I am soaking some pepper seeds right now. I used hot tap water and just a splash of hydrogen peroxide - maybe 5%. They've been soaking a little over 24 hours, and tomorrow I'll transfer them to a moist paper towel in a sealed container for high humidity. When they begin to sprout they'll be moved to the soilless mix.
It was hard to choose which ones not to sprout, but I decided to go with the following four this year: Emerald Giant - this is a bell pepper that turns red when fully ripe, and is the most successful one I've tried here; Paprika; Tenderness (Nezhnost); and Trinidad Perfume. Paprika should be hot - this is the one used for pepper powder. Nezhnost is one I haven't tried yet, but I think it's a small yet not too hot pepper. Trinidad Perfume looks and tastes much like a Habanero, but hasn't the heat. I was adventurous to grow and eat Habanero peppers in the past, but to me the attraction is the unique fruity taste, not the atomic heat.

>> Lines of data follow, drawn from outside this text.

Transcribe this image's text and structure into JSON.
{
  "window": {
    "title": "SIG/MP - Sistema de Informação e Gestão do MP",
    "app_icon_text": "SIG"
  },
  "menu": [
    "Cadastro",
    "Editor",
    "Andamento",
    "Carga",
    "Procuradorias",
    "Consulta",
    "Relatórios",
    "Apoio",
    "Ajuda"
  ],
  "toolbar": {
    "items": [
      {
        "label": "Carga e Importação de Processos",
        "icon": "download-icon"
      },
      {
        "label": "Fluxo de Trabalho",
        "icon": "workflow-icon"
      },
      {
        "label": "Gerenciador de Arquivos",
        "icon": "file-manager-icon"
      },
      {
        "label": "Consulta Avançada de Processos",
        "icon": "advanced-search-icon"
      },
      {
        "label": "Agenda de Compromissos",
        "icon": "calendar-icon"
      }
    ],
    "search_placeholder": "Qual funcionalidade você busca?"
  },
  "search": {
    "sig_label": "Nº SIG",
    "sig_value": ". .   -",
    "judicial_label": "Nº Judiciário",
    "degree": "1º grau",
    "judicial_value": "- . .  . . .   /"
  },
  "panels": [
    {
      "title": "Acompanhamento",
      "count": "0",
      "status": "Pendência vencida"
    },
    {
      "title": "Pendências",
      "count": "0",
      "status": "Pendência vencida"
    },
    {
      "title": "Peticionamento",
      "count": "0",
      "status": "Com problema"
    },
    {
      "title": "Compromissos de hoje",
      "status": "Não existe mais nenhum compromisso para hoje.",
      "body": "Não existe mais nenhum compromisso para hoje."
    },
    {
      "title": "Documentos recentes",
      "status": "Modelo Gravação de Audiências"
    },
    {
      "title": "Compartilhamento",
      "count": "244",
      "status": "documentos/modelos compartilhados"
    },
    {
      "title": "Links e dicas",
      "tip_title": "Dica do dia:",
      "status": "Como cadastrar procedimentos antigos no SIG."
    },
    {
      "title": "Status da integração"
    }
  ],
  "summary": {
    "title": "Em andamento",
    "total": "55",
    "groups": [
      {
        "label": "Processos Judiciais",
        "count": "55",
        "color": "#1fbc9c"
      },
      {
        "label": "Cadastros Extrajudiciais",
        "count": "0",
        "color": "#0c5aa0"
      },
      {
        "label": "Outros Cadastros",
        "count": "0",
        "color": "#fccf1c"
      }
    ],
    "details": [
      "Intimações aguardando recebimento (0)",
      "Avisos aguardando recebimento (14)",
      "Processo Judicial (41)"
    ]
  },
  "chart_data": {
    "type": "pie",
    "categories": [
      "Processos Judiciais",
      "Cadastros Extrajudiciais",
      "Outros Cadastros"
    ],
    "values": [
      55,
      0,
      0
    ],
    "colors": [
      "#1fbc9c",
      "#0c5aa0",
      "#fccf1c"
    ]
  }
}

I hope to find Trinidad Perfume to be the best of both worlds.
One practical dilemma is that the Gerber daisies demand the heat mat for another week, so there is limited space there. I'll be starting eggplant next, and with no more room on the heat mat (the pepper seeds have taken the remaining space) I'll have to find another consistently warm area - most likely the top of the freezer.
You might have noticed a grayish blotch at the top of the above picture of an emerging cardoon seedling. That's the beginning of a patch of mold. This is why you monitor the moisture of your seedlings' environment closely. That particular container was formerly a strawberry container and has a snap-on lid. There are vents at the base and in the lid, but I had left the lids closed to maintain high humidity until first emergence. It seems to have worked just a little too well! Good thing I check them daily, because I was able to spot this potential problem on time and open all the lids - now the mold will lose its perfect environment and fade away.
Some folks have asked me about the growing mix as there is a picture in the previous post showing the components. I actually made one more adjustment after taking that photo to get more fine-sized wood bark. I try a different formula every year, ever searching for a better mix. Currently, my recommendation goes something like this: 1 to 2 parts Canadian peat, 1 part perlite, 1 part vermiculite, 1 part worm castings, and 1 part fine wood bark chips. I really don't think there is a perfect mix for seed starting, but there's only one way to find out!
I put a handful of pelletized organic 5-5-5 fertilizer in the mix, but that could be part of the reason for the mold. In hindsight, the worm castings provide around a 1-1-1 fertilizer, which is plenty for young plants. I've tried many amendments in the past, and I have to say that kelp meal was certainly the most effective. It contains all the micronutrients needed and then some, as well as a good shot of potassium. It doesn't take much, though!